Shares of Six Flags (NYSE:SIX) were in free fall today -- and not in a fun way. The stock tumbled after the theme park operator turned in an underwhelming earnings report for the third quarter, its peak period, as profits and earnings were essentially flat from a year ago. The stock was down 11.9% as of 12:52 p.m. EDT on Wednesday.

So what 

Revenue ticked up 1% to $621.2 million in the period, which was below expectations of $644 million. Attendance was up 3% to 14 million, but spending per guest was down 1% and revenue from sponsorships, international agreements, and accommodations fell 26%, in line with the company's expectations. Per-guest spending declined in part due to higher attendance from its Active Pass base, a sign that the membership program is driving a boost in guest visits.  

An upside-down roller coaster with riders holding out their hands

Image source: Six Flags.

On the bottom line, earnings per share fell 2% to $2.11, primarily due to a change in state tax law. That figure also missed analyst estimates at $2.31. 

Despite the weak performance, CEO Jim Reid-Anderson sounded positive, saying, "We were pleased to achieve record attendance and revenue for the first nine months of 2019, with solid growth across both our legacy and newly acquired parks."

Now what

More than 40% of revenue comes from the third quarter as its theme parks are seasonal businesses, with cold-weather parks shutting in the winter. 

Reid-Anderson also shot down rumors on the earnings call that his company was considering buying rival Cedar Fair, which seemed to contribute to the sell-off. 
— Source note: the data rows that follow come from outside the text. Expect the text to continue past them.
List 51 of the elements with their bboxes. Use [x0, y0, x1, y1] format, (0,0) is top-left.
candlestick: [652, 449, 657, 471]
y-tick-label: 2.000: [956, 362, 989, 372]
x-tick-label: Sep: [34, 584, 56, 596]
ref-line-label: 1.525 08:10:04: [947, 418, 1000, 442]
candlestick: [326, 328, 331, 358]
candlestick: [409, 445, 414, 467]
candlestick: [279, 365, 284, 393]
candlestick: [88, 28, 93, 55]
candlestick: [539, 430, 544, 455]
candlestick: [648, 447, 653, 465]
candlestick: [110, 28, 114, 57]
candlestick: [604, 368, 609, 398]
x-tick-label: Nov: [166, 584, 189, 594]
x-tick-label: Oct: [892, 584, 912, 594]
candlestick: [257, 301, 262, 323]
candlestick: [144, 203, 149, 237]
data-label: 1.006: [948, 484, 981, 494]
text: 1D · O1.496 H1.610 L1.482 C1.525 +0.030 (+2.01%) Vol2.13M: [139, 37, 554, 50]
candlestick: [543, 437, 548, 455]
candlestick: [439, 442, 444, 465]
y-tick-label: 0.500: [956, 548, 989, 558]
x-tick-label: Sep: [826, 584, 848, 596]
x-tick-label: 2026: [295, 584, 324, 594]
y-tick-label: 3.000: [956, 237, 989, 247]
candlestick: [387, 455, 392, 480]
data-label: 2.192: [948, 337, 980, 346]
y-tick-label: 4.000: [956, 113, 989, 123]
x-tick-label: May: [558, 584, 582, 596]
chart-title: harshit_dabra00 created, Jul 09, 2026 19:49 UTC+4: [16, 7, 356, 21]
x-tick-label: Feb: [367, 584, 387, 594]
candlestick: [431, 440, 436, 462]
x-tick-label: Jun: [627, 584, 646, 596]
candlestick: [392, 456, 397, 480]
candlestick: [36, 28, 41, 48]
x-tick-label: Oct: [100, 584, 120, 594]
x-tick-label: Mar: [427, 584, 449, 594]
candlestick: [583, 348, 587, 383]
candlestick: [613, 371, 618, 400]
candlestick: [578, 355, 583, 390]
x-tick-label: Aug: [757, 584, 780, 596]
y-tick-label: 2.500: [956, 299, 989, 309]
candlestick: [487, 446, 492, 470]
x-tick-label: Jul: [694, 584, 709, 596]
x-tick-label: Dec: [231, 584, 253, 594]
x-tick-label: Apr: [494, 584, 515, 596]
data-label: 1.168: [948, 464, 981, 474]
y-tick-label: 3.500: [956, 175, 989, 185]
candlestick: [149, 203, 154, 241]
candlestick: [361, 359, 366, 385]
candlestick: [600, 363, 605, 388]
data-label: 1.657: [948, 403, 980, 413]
Management did not offer guidance in the press release, but its lack of growth seems like a bad sign in a strong economy where consumers are spending and competitors like Disney have seen strong growth in their theme parks. Disney in particular has been able to pass along price increases and grow attendance through new Marvel and Star Wars attractions.

Roller coaster aficionados, it seems, may be choosing to visit Six Flags' deep-pocketed competitors instead.